Les défauts de ses qualités
Sublime Text : un champion personnalisable de l'édition, mais pas forcément du Markdown

Depuis quelques semaines nous évoquons les éditeurs de texte et leur support du Markdown. Il en existe des particuliers, visant au départ les développeurs mais pouvant s'adapter à d'autres usages, comme Sublime Text. Payant (avec une offre d’essai), il est connu pour ses performances et ses capacités de personnalisation.

Depuis octobre, nous publions régulièrement des articles consacrés aux éditeurs de texte, ces drôles de petits logiciels permettant de manipuler du texte, sans nécessiter la lourdeur d’un traitement façon Word.

Comme nous l’avons expliqué dans notre premier article sur Zettlr, ces applications misent avant tout sur le Markdown, langage de balisage permettant de définir la présentation d’un texte sans avoir recourt à un formatage spécifique à l’application. Ces balises sont en effet interprétées de la même manière par chaque plateforme de publication, les éditeurs étant souvent utilisés par exemple pour préparer des articles en vue d’un envoi vers WordPress et autres plateformes du même acabit.

Nous ne reviendrons sur l’intérêt et les avantages du Markdown, eux aussi largement expliqués dans notre premier article. En revanche, chaque application a sa manière de s’en servir, et on peut globalement les répartir en deux groupes : celles de type WYSIWYG – où les balises s’affichent directement interprétées – et celles focalisées sur le code, sans rendu. Les secondes offrent en général une prévisualisation pour contrôler le résultat avant publication.

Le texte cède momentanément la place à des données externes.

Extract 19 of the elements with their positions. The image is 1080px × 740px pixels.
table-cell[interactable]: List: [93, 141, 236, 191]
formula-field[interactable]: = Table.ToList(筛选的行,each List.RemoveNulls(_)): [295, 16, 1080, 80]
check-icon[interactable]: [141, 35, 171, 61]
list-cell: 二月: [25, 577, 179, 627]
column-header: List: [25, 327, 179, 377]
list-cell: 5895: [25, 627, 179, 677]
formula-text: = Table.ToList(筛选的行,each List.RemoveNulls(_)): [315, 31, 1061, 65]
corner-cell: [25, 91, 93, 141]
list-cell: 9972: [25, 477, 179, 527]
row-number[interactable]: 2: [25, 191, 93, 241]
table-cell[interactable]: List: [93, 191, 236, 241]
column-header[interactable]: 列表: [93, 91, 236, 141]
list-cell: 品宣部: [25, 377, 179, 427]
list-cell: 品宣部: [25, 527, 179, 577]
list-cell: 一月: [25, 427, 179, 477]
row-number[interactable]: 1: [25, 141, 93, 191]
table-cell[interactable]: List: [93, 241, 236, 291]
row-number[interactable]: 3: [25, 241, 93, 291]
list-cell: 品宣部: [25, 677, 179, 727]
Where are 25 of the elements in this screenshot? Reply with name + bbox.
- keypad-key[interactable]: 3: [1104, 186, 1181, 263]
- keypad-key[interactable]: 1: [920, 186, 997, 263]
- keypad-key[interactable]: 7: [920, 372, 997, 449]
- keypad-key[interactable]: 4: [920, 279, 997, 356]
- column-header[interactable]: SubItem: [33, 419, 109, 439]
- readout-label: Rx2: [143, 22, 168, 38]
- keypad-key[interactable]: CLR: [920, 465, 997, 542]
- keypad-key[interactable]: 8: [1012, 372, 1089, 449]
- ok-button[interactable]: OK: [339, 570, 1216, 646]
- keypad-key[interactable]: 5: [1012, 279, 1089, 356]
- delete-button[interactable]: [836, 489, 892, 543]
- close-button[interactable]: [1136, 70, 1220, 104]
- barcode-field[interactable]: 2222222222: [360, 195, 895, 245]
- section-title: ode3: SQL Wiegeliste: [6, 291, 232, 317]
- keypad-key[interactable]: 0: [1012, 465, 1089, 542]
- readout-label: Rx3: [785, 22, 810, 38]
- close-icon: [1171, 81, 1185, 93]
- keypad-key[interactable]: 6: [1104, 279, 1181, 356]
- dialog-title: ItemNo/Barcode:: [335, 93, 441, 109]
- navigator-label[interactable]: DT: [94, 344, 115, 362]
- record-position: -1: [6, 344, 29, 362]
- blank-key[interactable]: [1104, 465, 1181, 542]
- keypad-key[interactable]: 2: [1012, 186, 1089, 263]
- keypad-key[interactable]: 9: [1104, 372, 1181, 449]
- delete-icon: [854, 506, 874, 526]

Sublime Text, sur lequel nous nous penchons aujourd’hui, appartient à cette deuxième catégorie. Il s’agit d’un outil particulièrement puissant, avec une orientation claire sur le code, peut-être moins destinée aux nouveaux venus, mais aux capacités presque sans fin, grâce à son système d’extensions. Prévenons d’emblée : la prévisualisation d’un texte en Markdown en réclamera une.

Il est aussi le plus cher présenté jusqu’à présent, avec une licence (définitive) coûtant 80 dollars pour un particulier, et 65 dollars par an et par poste en entreprise pour les dix premiers postes, puis dégressif au-delà. La licence personnelle couvre cependant toutes les machines d’une personne.

Autre point important : contrairement aux applications testées jusqu’à présent, Sublime Text est un outil dédié au développement logiciel, avec les fonctions qui s’y rapportent, comme l’autocomplétion et la coloration syntaxique.